Rather than interrupting someone for a truly urgent task but otherwise booking a 1:1 session, folks constantly interrupt each other. Very little truly takes 1 minute, since any meaningful conversation requires more.

A minute here, a minute there, soon we’re talking about real time and constant context switching takes a bite out of productivity. And time, that most finite and irreplaceable of resources dries up as fast as a California river.

If you don’t value your employees’ time, you don’t value them, and they will feel like they cannot add value. Low morale is only one symptom of this dysfunction.


Conceptually, knocking down walls and making employees more easily accessible to each other had promise. More conversations and idea exchanges would occur, and many rosy ideas would bloom in the professional garden. Today, 70% of U.S. offices have open office plans and even highly status-sensitive law firms are joining in.

The results have been mixed: Distance may or may not make the heart grow fonder, but proximity often causes more heartburn.

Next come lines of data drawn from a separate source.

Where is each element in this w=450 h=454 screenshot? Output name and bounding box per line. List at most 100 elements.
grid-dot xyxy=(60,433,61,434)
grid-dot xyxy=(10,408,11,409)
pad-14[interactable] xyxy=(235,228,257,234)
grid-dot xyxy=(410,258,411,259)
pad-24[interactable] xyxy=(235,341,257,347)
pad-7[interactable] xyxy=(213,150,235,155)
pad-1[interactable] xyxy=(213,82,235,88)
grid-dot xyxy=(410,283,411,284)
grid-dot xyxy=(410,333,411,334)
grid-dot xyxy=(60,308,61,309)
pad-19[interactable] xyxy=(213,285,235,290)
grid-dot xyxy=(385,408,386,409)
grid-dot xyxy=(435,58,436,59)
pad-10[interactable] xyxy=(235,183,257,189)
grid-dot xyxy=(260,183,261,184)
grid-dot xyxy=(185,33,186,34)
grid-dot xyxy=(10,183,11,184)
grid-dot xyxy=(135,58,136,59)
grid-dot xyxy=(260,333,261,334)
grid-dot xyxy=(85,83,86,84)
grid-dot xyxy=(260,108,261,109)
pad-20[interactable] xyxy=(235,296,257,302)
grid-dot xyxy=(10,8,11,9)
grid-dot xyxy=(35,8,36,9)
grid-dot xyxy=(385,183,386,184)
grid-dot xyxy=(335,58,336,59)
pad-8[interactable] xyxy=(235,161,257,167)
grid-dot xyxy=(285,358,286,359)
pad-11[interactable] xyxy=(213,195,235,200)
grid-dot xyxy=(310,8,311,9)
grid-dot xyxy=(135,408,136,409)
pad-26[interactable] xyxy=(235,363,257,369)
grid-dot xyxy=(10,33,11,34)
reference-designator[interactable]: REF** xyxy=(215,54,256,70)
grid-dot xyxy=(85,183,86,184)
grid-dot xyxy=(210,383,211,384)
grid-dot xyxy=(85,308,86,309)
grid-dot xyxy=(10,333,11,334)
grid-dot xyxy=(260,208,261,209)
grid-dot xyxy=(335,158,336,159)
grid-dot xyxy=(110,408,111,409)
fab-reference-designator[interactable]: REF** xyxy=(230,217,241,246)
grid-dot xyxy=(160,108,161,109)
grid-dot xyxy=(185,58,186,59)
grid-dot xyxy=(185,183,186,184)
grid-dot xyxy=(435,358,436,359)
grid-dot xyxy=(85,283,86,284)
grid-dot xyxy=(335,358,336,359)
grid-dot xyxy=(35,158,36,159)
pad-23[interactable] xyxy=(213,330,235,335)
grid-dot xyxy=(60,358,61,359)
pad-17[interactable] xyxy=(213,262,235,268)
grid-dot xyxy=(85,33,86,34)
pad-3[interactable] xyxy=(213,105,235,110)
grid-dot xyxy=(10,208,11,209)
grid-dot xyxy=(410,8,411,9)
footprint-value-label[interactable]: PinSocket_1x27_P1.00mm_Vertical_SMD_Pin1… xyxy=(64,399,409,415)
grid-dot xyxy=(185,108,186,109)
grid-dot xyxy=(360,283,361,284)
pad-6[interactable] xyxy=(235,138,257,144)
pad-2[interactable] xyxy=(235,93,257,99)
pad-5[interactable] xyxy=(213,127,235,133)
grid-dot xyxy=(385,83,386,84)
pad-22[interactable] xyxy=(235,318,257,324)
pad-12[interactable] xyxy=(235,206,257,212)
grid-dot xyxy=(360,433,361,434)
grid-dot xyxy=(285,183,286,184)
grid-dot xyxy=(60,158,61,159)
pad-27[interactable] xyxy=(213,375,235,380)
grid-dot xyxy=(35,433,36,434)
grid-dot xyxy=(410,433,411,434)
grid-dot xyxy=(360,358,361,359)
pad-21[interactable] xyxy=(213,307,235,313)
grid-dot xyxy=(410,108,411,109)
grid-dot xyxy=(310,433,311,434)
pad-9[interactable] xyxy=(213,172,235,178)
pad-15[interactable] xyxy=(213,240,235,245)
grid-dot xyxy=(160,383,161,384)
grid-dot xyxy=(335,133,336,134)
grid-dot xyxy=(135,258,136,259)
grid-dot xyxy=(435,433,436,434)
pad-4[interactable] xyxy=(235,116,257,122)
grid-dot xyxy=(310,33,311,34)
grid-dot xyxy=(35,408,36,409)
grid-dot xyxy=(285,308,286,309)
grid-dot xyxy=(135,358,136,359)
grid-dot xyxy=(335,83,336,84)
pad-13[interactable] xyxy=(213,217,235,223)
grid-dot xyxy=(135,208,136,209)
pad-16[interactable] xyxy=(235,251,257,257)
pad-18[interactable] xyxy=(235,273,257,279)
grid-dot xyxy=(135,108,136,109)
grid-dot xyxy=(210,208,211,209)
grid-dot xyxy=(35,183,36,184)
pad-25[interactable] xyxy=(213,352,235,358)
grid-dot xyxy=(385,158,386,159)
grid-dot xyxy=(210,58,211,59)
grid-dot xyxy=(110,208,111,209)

People often complain about loud noise and constant interruptions. Every desk becomes a meeting room and every conversation is open for public consumption, but one incident really drives these complaints home.

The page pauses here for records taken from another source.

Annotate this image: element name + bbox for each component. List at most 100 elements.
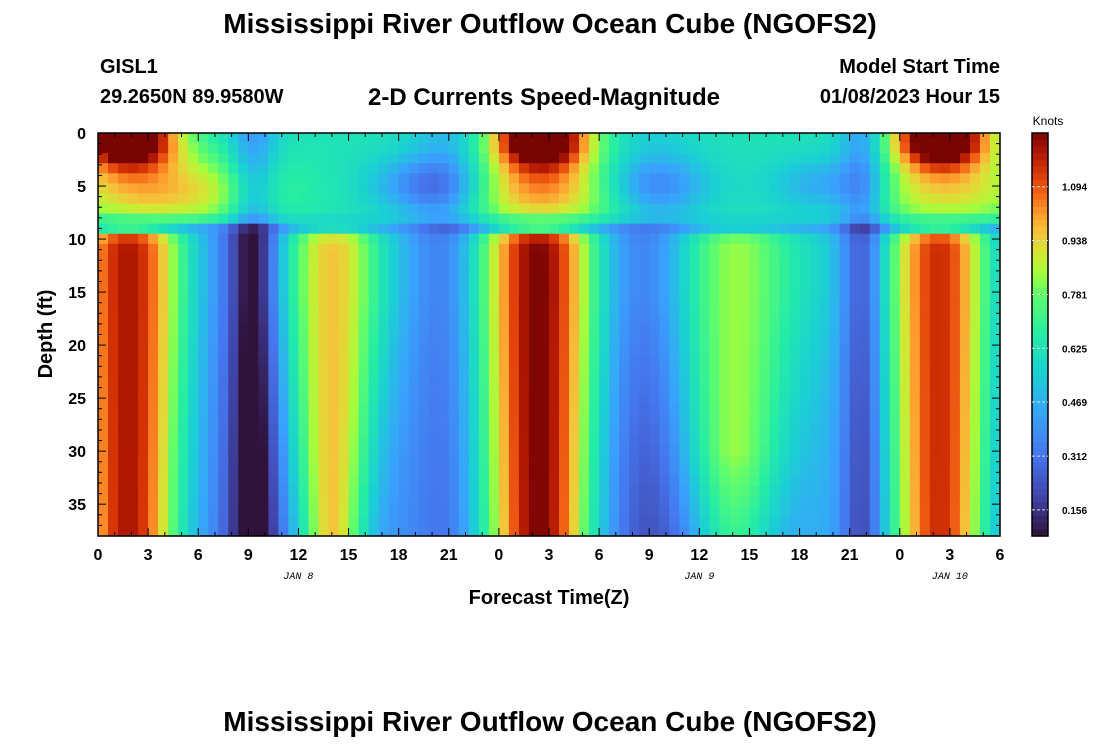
heatmap-cell (739, 263, 751, 275)
heatmap-cell (338, 183, 350, 195)
heatmap-cell (418, 505, 430, 517)
heatmap-cell (969, 394, 981, 406)
heatmap-cell (719, 525, 730, 537)
heatmap-cell (889, 304, 901, 315)
heatmap-cell (148, 284, 159, 295)
heatmap-cell (478, 465, 490, 477)
x-tick-label: 12 (290, 547, 308, 564)
heatmap-cell (909, 344, 921, 356)
heatmap-cell (138, 213, 149, 225)
heatmap-cell (749, 364, 761, 376)
heatmap-cell (659, 153, 670, 164)
heatmap-cell (669, 445, 680, 456)
heatmap-cell (669, 324, 680, 336)
heatmap-cell (458, 314, 470, 326)
heatmap-cell (709, 253, 720, 265)
heatmap-cell (839, 173, 851, 184)
heatmap-cell (448, 233, 460, 245)
heatmap-cell (338, 213, 350, 225)
heatmap-cell (188, 445, 199, 456)
heatmap-cell (609, 455, 620, 467)
heatmap-cell (719, 153, 730, 164)
heatmap-cell (308, 203, 320, 215)
heatmap-cell (909, 263, 921, 275)
heatmap-cell (348, 495, 360, 507)
heatmap-cell (799, 384, 811, 396)
heatmap-cell (378, 465, 390, 477)
heatmap-cell (538, 465, 550, 477)
heatmap-cell (979, 495, 991, 507)
heatmap-cell (949, 324, 961, 336)
heatmap-cell (659, 354, 670, 366)
heatmap-cell (488, 173, 500, 184)
heatmap-cell (268, 324, 279, 336)
heatmap-cell (238, 324, 249, 336)
heatmap-cell (569, 294, 580, 305)
heatmap-cell (979, 253, 991, 265)
heatmap-cell (368, 143, 380, 154)
heatmap-cell (138, 203, 149, 215)
heatmap-cell (569, 173, 580, 184)
heatmap-cell (538, 425, 550, 436)
heatmap-cell (308, 223, 320, 235)
heatmap-cell (849, 233, 861, 245)
heatmap-cell (348, 153, 360, 164)
heatmap-cell (108, 455, 119, 467)
heatmap-cell (679, 415, 690, 426)
heatmap-cell (118, 465, 129, 477)
heatmap-cell (899, 173, 911, 184)
heatmap-cell (408, 364, 420, 376)
heatmap-cell (649, 304, 660, 315)
heatmap-cell (629, 405, 640, 416)
heatmap-cell (769, 153, 781, 164)
heatmap-cell (428, 233, 440, 245)
heatmap-cell (108, 435, 119, 446)
heatmap-cell (849, 435, 861, 446)
heatmap-cell (148, 525, 159, 537)
heatmap-cell (959, 143, 971, 154)
heatmap-cell (128, 394, 139, 406)
heatmap-cell (689, 163, 700, 174)
heatmap-cell (709, 153, 720, 164)
heatmap-cell (158, 294, 169, 305)
heatmap-cell (819, 314, 831, 326)
heatmap-cell (128, 455, 139, 467)
heatmap-cell (959, 294, 971, 305)
heatmap-cell (98, 354, 109, 366)
heatmap-cell (739, 505, 751, 517)
heatmap-cell (789, 133, 801, 144)
heatmap-cell (228, 374, 239, 386)
heatmap-cell (609, 334, 620, 346)
heatmap-cell (789, 485, 801, 497)
heatmap-cell (108, 525, 119, 537)
heatmap-cell (689, 354, 700, 366)
heatmap-cell (769, 304, 781, 315)
heatmap-cell (669, 294, 680, 305)
heatmap-cell (569, 354, 580, 366)
heatmap-cell (619, 384, 630, 396)
heatmap-cell (739, 445, 751, 456)
heatmap-cell (979, 203, 991, 215)
heatmap-cell (659, 465, 670, 477)
heatmap-cell (458, 274, 470, 285)
heatmap-cell (729, 455, 741, 467)
heatmap-cell (689, 525, 700, 537)
heatmap-cell (368, 263, 380, 275)
heatmap-cell (308, 415, 320, 426)
heatmap-cell (148, 485, 159, 497)
heatmap-cell (178, 515, 189, 527)
heatmap-cell (288, 334, 300, 346)
heatmap-cell (408, 505, 420, 517)
heatmap-cell (609, 203, 620, 215)
heatmap-cell (689, 223, 700, 235)
heatmap-cell (609, 314, 620, 326)
heatmap-cell (178, 455, 189, 467)
heatmap-cell (579, 203, 590, 215)
heatmap-cell (939, 525, 951, 537)
heatmap-cell (148, 425, 159, 436)
heatmap-cell (258, 405, 269, 416)
heatmap-cell (849, 324, 861, 336)
heatmap-cell (278, 465, 290, 477)
heatmap-cell (468, 203, 480, 215)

When Autodesk moved into a an open-plan building in Waltham, Mass., three years ago, it installed a “pink-noise system”: a soft whooshing emitted over loudspeakers that sounds like a ventilation system but is designed to match the frequencies of human voices. Autodesk ran the system for three months without telling the employees and then, to gauge its impact, turned it off. Employees immediately complained, and the company realized how ambient conversation drowns out an employee’s ability to focus. (SOURCE: The New York Times)

Rather than provide the communication kumbaya that was hoped for, employees cope with this by wearing “do not disturb” headphones or by working from home. Relentless communications lead to new solitude. So much for bringing people closer.

As we suggested before, employee morale can be low due to many reasons. Some are long-term and convoluted, but many have to do with how we work with each other day-to-day. It is because they are so routine that they get overlooked.